Die Beklagte hat demgegenüber bestritten, ihre vertraglichen Verpflichtungen verletzt zu haben. Zu einer Durchführung der von ihr ausgearbeiteten Vertriebskonzeption sei es aus Gründen, die die Klägerin zu vertreten habe, nicht gekommen. Zum einen sei die urheberrechtliche Berechtigung der Klägerin an dem Nachschlagewerk ungeklärt gewesen, da ein schweizer Rechtsanwalt ihr gegenüber im Juni 1976 und erneut im August 1977 Urheberrechte an dem Verlagswerk geltend gemacht habe. Zum anderen habe die Klägerin ihre Mitwirkungspflichten nicht erfüllt, so daß sie – die Beklagte – keine wirksame Werbung habe starten können.
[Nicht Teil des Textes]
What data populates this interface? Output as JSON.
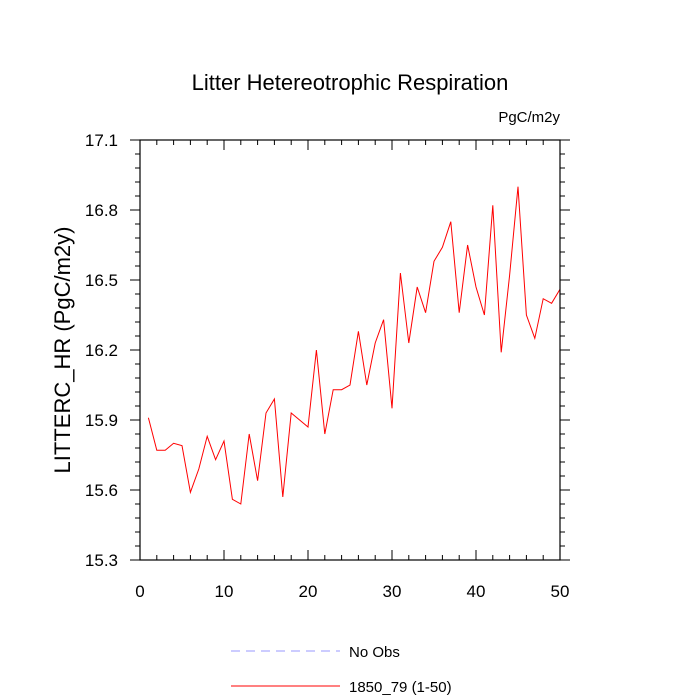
{
  "chart_data": {
    "type": "line",
    "title": "Litter Hetereotrophic Respiration",
    "units": "PgC/m2y",
    "xlabel": "",
    "ylabel": "LITTERC_HR  (PgC/m2y)",
    "xlim": [
      0,
      50
    ],
    "ylim": [
      15.3,
      17.1
    ],
    "xticks": [
      0,
      10,
      20,
      30,
      40,
      50
    ],
    "yticks": [
      15.3,
      15.6,
      15.9,
      16.2,
      16.5,
      16.8,
      17.1
    ],
    "ytick_labels": [
      "15.3",
      "15.6",
      "15.9",
      "16.2",
      "16.5",
      "16.8",
      "17.1"
    ],
    "series": [
      {
        "name": "1850_79 (1-50)",
        "color": "#ff0000",
        "style": "solid",
        "x": [
          1,
          2,
          3,
          4,
          5,
          6,
          7,
          8,
          9,
          10,
          11,
          12,
          13,
          14,
          15,
          16,
          17,
          18,
          19,
          20,
          21,
          22,
          23,
          24,
          25,
          26,
          27,
          28,
          29,
          30,
          31,
          32,
          33,
          34,
          35,
          36,
          37,
          38,
          39,
          40,
          41,
          42,
          43,
          44,
          45,
          46,
          47,
          48,
          49,
          50
        ],
        "y": [
          15.91,
          15.77,
          15.77,
          15.8,
          15.79,
          15.59,
          15.69,
          15.83,
          15.73,
          15.81,
          15.56,
          15.54,
          15.84,
          15.64,
          15.93,
          15.99,
          15.57,
          15.93,
          15.9,
          15.87,
          16.2,
          15.84,
          16.03,
          16.03,
          16.05,
          16.28,
          16.05,
          16.23,
          16.33,
          15.95,
          16.53,
          16.23,
          16.47,
          16.36,
          16.58,
          16.64,
          16.75,
          16.36,
          16.65,
          16.47,
          16.35,
          16.82,
          16.19,
          16.52,
          16.9,
          16.35,
          16.25,
          16.42,
          16.4,
          16.46
        ]
      }
    ],
    "legend": [
      {
        "label": "No Obs",
        "color": "#9a9aff",
        "style": "dashed"
      },
      {
        "label": "1850_79 (1-50)",
        "color": "#ff0000",
        "style": "solid"
      }
    ]
  }
}
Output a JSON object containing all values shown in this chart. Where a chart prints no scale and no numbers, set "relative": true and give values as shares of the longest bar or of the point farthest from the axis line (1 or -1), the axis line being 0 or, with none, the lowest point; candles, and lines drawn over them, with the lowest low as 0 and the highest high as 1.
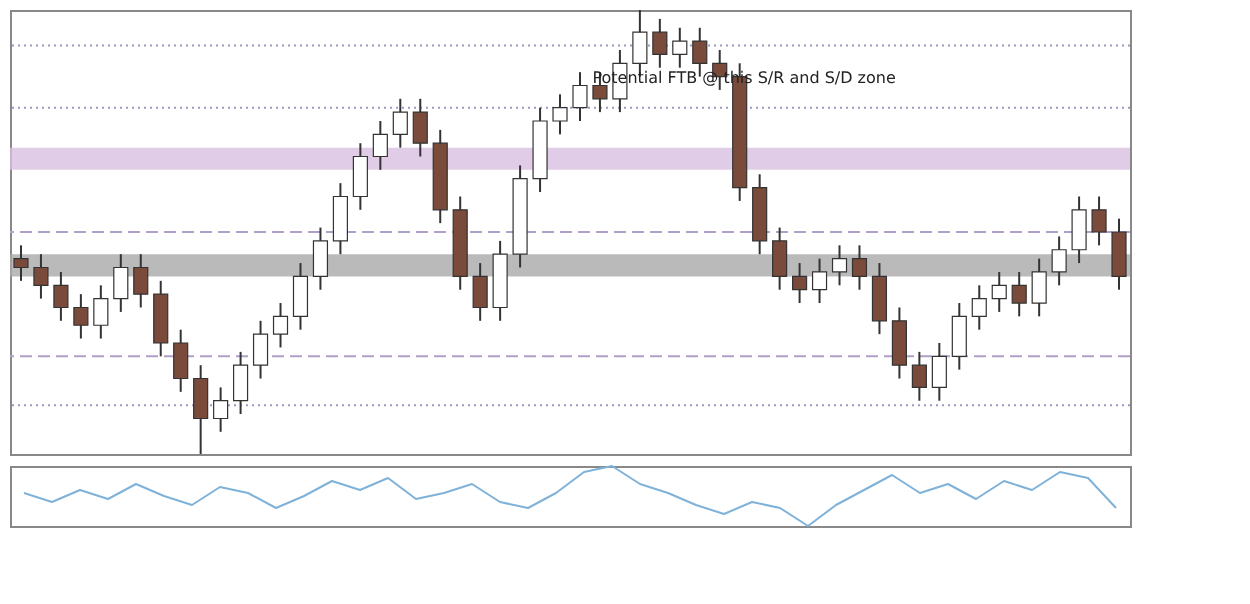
{
  "chart_data": [
    {
      "type": "candlestick",
      "relative": true,
      "tick_labels": false,
      "grid": false,
      "legend": false,
      "categories": [
        null,
        null,
        null,
        null,
        null,
        null,
        null,
        null,
        null,
        null,
        null,
        null,
        null,
        null,
        null,
        null,
        null,
        null,
        null,
        null,
        null,
        null,
        null,
        null,
        null,
        null,
        null,
        null,
        null,
        null,
        null,
        null,
        null,
        null,
        null,
        null,
        null,
        null,
        null,
        null,
        null,
        null,
        null,
        null,
        null,
        null,
        null,
        null,
        null,
        null,
        null,
        null,
        null,
        null,
        null,
        null
      ],
      "ohlc": [
        [
          0.44,
          0.47,
          0.39,
          0.42
        ],
        [
          0.42,
          0.45,
          0.35,
          0.38
        ],
        [
          0.38,
          0.41,
          0.3,
          0.33
        ],
        [
          0.33,
          0.36,
          0.26,
          0.29
        ],
        [
          0.29,
          0.38,
          0.26,
          0.35
        ],
        [
          0.35,
          0.45,
          0.32,
          0.42
        ],
        [
          0.42,
          0.45,
          0.33,
          0.36
        ],
        [
          0.36,
          0.39,
          0.22,
          0.25
        ],
        [
          0.25,
          0.28,
          0.14,
          0.17
        ],
        [
          0.17,
          0.2,
          0.0,
          0.08
        ],
        [
          0.08,
          0.15,
          0.05,
          0.12
        ],
        [
          0.12,
          0.23,
          0.09,
          0.2
        ],
        [
          0.2,
          0.3,
          0.17,
          0.27
        ],
        [
          0.27,
          0.34,
          0.24,
          0.31
        ],
        [
          0.31,
          0.43,
          0.28,
          0.4
        ],
        [
          0.4,
          0.51,
          0.37,
          0.48
        ],
        [
          0.48,
          0.61,
          0.45,
          0.58
        ],
        [
          0.58,
          0.7,
          0.55,
          0.67
        ],
        [
          0.67,
          0.75,
          0.64,
          0.72
        ],
        [
          0.72,
          0.8,
          0.69,
          0.77
        ],
        [
          0.77,
          0.8,
          0.67,
          0.7
        ],
        [
          0.7,
          0.73,
          0.52,
          0.55
        ],
        [
          0.55,
          0.58,
          0.37,
          0.4
        ],
        [
          0.4,
          0.43,
          0.3,
          0.33
        ],
        [
          0.33,
          0.48,
          0.3,
          0.45
        ],
        [
          0.45,
          0.65,
          0.42,
          0.62
        ],
        [
          0.62,
          0.78,
          0.59,
          0.75
        ],
        [
          0.75,
          0.81,
          0.72,
          0.78
        ],
        [
          0.78,
          0.86,
          0.75,
          0.83
        ],
        [
          0.83,
          0.86,
          0.77,
          0.8
        ],
        [
          0.8,
          0.91,
          0.77,
          0.88
        ],
        [
          0.88,
          1.0,
          0.85,
          0.95
        ],
        [
          0.95,
          0.98,
          0.87,
          0.9
        ],
        [
          0.9,
          0.96,
          0.87,
          0.93
        ],
        [
          0.93,
          0.96,
          0.85,
          0.88
        ],
        [
          0.88,
          0.91,
          0.82,
          0.85
        ],
        [
          0.85,
          0.88,
          0.57,
          0.6
        ],
        [
          0.6,
          0.63,
          0.45,
          0.48
        ],
        [
          0.48,
          0.51,
          0.37,
          0.4
        ],
        [
          0.4,
          0.43,
          0.34,
          0.37
        ],
        [
          0.37,
          0.44,
          0.34,
          0.41
        ],
        [
          0.41,
          0.47,
          0.38,
          0.44
        ],
        [
          0.44,
          0.47,
          0.37,
          0.4
        ],
        [
          0.4,
          0.43,
          0.27,
          0.3
        ],
        [
          0.3,
          0.33,
          0.17,
          0.2
        ],
        [
          0.2,
          0.23,
          0.12,
          0.15
        ],
        [
          0.15,
          0.25,
          0.12,
          0.22
        ],
        [
          0.22,
          0.34,
          0.19,
          0.31
        ],
        [
          0.31,
          0.38,
          0.28,
          0.35
        ],
        [
          0.35,
          0.41,
          0.32,
          0.38
        ],
        [
          0.38,
          0.41,
          0.31,
          0.34
        ],
        [
          0.34,
          0.44,
          0.31,
          0.41
        ],
        [
          0.41,
          0.49,
          0.38,
          0.46
        ],
        [
          0.46,
          0.58,
          0.43,
          0.55
        ],
        [
          0.55,
          0.58,
          0.47,
          0.5
        ],
        [
          0.5,
          0.53,
          0.37,
          0.4
        ]
      ],
      "bands": [
        {
          "axis": "y",
          "from": 0.4,
          "to": 0.45,
          "color": "#a9a9a9"
        },
        {
          "axis": "y",
          "from": 0.64,
          "to": 0.69,
          "color": "#d8bfe0"
        }
      ],
      "ref_lines": [
        {
          "axis": "y",
          "value": 0.92,
          "line_style": "dotted",
          "color": "#9a9ac8"
        },
        {
          "axis": "y",
          "value": 0.78,
          "line_style": "dotted",
          "color": "#9a9ac8"
        },
        {
          "axis": "y",
          "value": 0.5,
          "line_style": "dashed",
          "color": "#b0a0c8"
        },
        {
          "axis": "y",
          "value": 0.22,
          "line_style": "dashed",
          "color": "#b0a0c8"
        },
        {
          "axis": "y",
          "value": 0.11,
          "line_style": "dotted",
          "color": "#9a9ac8"
        }
      ],
      "annotations": [
        "Potential FTB @ this S/R and S/D zone"
      ]
    },
    {
      "type": "line",
      "relative": true,
      "tick_labels": false,
      "grid": false,
      "legend": false,
      "categories": [
        null,
        null,
        null,
        null,
        null,
        null,
        null,
        null,
        null,
        null,
        null,
        null,
        null,
        null,
        null,
        null,
        null,
        null,
        null,
        null,
        null,
        null,
        null,
        null,
        null,
        null,
        null,
        null,
        null,
        null,
        null,
        null,
        null,
        null,
        null,
        null,
        null,
        null,
        null,
        null
      ],
      "series": [
        {
          "color": "#7fb2d9",
          "values": [
            0.55,
            0.4,
            0.6,
            0.45,
            0.7,
            0.5,
            0.35,
            0.65,
            0.55,
            0.3,
            0.5,
            0.75,
            0.6,
            0.8,
            0.45,
            0.55,
            0.7,
            0.4,
            0.3,
            0.55,
            0.9,
            1.0,
            0.7,
            0.55,
            0.35,
            0.2,
            0.4,
            0.3,
            0.0,
            0.35,
            0.6,
            0.85,
            0.55,
            0.7,
            0.45,
            0.75,
            0.6,
            0.9,
            0.8,
            0.3
          ]
        }
      ]
    }
  ]
}
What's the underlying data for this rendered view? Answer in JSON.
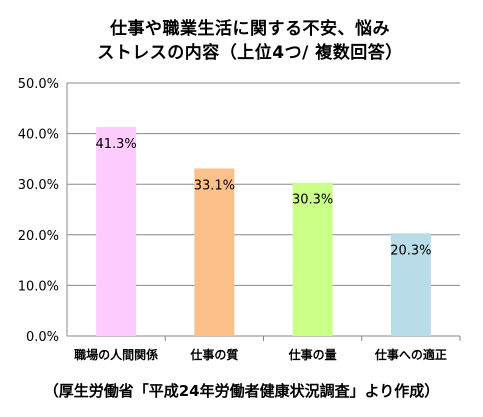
{
  "chart_data": {
    "type": "bar",
    "title_line1": "仕事や職業生活に関する不安、悩み",
    "title_line2": "ストレスの内容（上位4つ/  複数回答）",
    "categories": [
      "職場の人間関係",
      "仕事の質",
      "仕事の量",
      "仕事への適正"
    ],
    "values": [
      41.3,
      33.1,
      30.3,
      20.3
    ],
    "value_labels": [
      "41.3%",
      "33.1%",
      "30.3%",
      "20.3%"
    ],
    "bar_colors": [
      "#ffccff",
      "#fcc08a",
      "#ccff88",
      "#b8dde8"
    ],
    "ylim": [
      0,
      50
    ],
    "y_ticks": [
      "0.0%",
      "10.0%",
      "20.0%",
      "30.0%",
      "40.0%",
      "50.0%"
    ],
    "grid": true,
    "legend": "none"
  },
  "footer": {
    "source": "（厚生労働省「平成24年労働者健康状況調査」より作成）"
  }
}
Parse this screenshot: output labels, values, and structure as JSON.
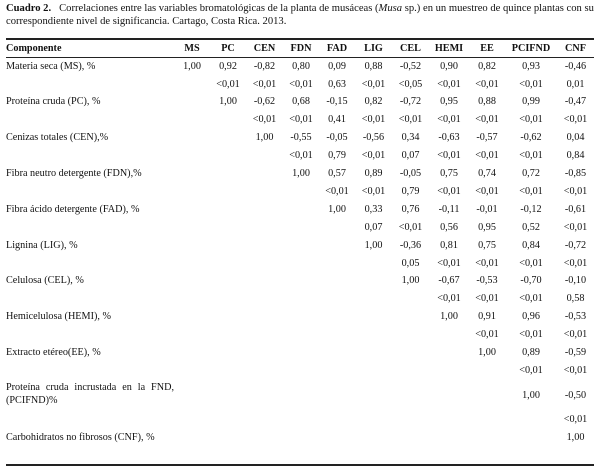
{
  "caption": {
    "label": "Cuadro 2.",
    "text_before": "Correlaciones entre las variables bromatológicas de la planta de musáceas (",
    "italic": "Musa",
    "text_after": " sp.) en un muestreo de quince plantas con su correspondiente nivel de significancia. Cartago, Costa Rica. 2013."
  },
  "table": {
    "headers": [
      "Componente",
      "MS",
      "PC",
      "CEN",
      "FDN",
      "FAD",
      "LIG",
      "CEL",
      "HEMI",
      "EE",
      "PCIFND",
      "CNF"
    ],
    "rows": [
      {
        "name": "Materia seca (MS), %",
        "corr": [
          "1,00",
          "0,92",
          "-0,82",
          "0,80",
          "0,09",
          "0,88",
          "-0,52",
          "0,90",
          "0,82",
          "0,93",
          "-0,46"
        ],
        "sig": [
          "",
          "<0,01",
          "<0,01",
          "<0,01",
          "0,63",
          "<0,01",
          "<0,05",
          "<0,01",
          "<0,01",
          "<0,01",
          "0,01"
        ]
      },
      {
        "name": "Proteína cruda (PC), %",
        "corr": [
          "",
          "1,00",
          "-0,62",
          "0,68",
          "-0,15",
          "0,82",
          "-0,72",
          "0,95",
          "0,88",
          "0,99",
          "-0,47"
        ],
        "sig": [
          "",
          "",
          "<0,01",
          "<0,01",
          "0,41",
          "<0,01",
          "<0,01",
          "<0,01",
          "<0,01",
          "<0,01",
          "<0,01"
        ]
      },
      {
        "name": "Cenizas totales (CEN),%",
        "corr": [
          "",
          "",
          "1,00",
          "-0,55",
          "-0,05",
          "-0,56",
          "0,34",
          "-0,63",
          "-0,57",
          "-0,62",
          "0,04"
        ],
        "sig": [
          "",
          "",
          "",
          "<0,01",
          "0,79",
          "<0,01",
          "0,07",
          "<0,01",
          "<0,01",
          "<0,01",
          "0,84"
        ]
      },
      {
        "name": "Fibra neutro detergente (FDN),%",
        "corr": [
          "",
          "",
          "",
          "1,00",
          "0,57",
          "0,89",
          "-0,05",
          "0,75",
          "0,74",
          "0,72",
          "-0,85"
        ],
        "sig": [
          "",
          "",
          "",
          "",
          "<0,01",
          "<0,01",
          "0,79",
          "<0,01",
          "<0,01",
          "<0,01",
          "<0,01"
        ]
      },
      {
        "name": "Fibra ácido detergente (FAD), %",
        "corr": [
          "",
          "",
          "",
          "",
          "1,00",
          "0,33",
          "0,76",
          "-0,11",
          "-0,01",
          "-0,12",
          "-0,61"
        ],
        "sig": [
          "",
          "",
          "",
          "",
          "",
          "0,07",
          "<0,01",
          "0,56",
          "0,95",
          "0,52",
          "<0,01"
        ]
      },
      {
        "name": "Lignina (LIG), %",
        "corr": [
          "",
          "",
          "",
          "",
          "",
          "1,00",
          "-0,36",
          "0,81",
          "0,75",
          "0,84",
          "-0,72"
        ],
        "sig": [
          "",
          "",
          "",
          "",
          "",
          "",
          "0,05",
          "<0,01",
          "<0,01",
          "<0,01",
          "<0,01"
        ]
      },
      {
        "name": "Celulosa (CEL), %",
        "corr": [
          "",
          "",
          "",
          "",
          "",
          "",
          "1,00",
          "-0,67",
          "-0,53",
          "-0,70",
          "-0,10"
        ],
        "sig": [
          "",
          "",
          "",
          "",
          "",
          "",
          "",
          "<0,01",
          "<0,01",
          "<0,01",
          "0,58"
        ]
      },
      {
        "name": "Hemicelulosa (HEMI), %",
        "corr": [
          "",
          "",
          "",
          "",
          "",
          "",
          "",
          "1,00",
          "0,91",
          "0,96",
          "-0,53"
        ],
        "sig": [
          "",
          "",
          "",
          "",
          "",
          "",
          "",
          "",
          "<0,01",
          "<0,01",
          "<0,01"
        ]
      },
      {
        "name": "Extracto etéreo(EE), %",
        "corr": [
          "",
          "",
          "",
          "",
          "",
          "",
          "",
          "",
          "1,00",
          "0,89",
          "-0,59"
        ],
        "sig": [
          "",
          "",
          "",
          "",
          "",
          "",
          "",
          "",
          "",
          "<0,01",
          "<0,01"
        ]
      },
      {
        "name": "Proteína cruda incrustada en la FND, (PCIFND)%",
        "corr": [
          "",
          "",
          "",
          "",
          "",
          "",
          "",
          "",
          "",
          "1,00",
          "-0,50"
        ],
        "sig": [
          "",
          "",
          "",
          "",
          "",
          "",
          "",
          "",
          "",
          "",
          "<0,01"
        ]
      },
      {
        "name": "Carbohidratos no fibrosos (CNF), %",
        "corr": [
          "",
          "",
          "",
          "",
          "",
          "",
          "",
          "",
          "",
          "",
          "1,00"
        ],
        "sig": [
          "",
          "",
          "",
          "",
          "",
          "",
          "",
          "",
          "",
          "",
          ""
        ]
      }
    ]
  }
}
Für ein mehrbändiges Werk könne grundsätzlich nur geworben werden, wenn die Erscheinungstermine vorlägen. Diese seien ihr aber von der Klägerin trotz mehrfacher Aufforderung nicht genannt worden. Vor allem sei eine sinnvolle Werbung aber dadurch verhindert worden, daß die Klägerin zu keinem Zeitpunkt vollständige Inhaltsverzeichnisse (Namenslisten) über die Bände Deutschland II und III vorgelegt habe. Sie sei dazu ständig gedrängt worden und habe die Übersendung der Verzeichnisse auch verschiedentlich in Aussicht gestellt. Für den Band Deutschland II habe sie – die Beklagte – nur einen Teil der vorgesehenen Beiträge erhalten. Nach dem von ihr festgelegten und der Klägerin bekannt gegebenen Marketingkonzept sei aber die Kenntnis aller Namen und der Erscheinungstermine notwendig gewesen, weil ein derartiges Werk nicht über den Sortimentshandel, sondern im wesentlichen nur unter Einschaltung von Mailorder-Firmen vertrieben werden könne. Letztlich sei eine Durchführung des Vertrages daran gescheitert, daß die Klägerin in finanzielle Schwierigkeiten geraten sei.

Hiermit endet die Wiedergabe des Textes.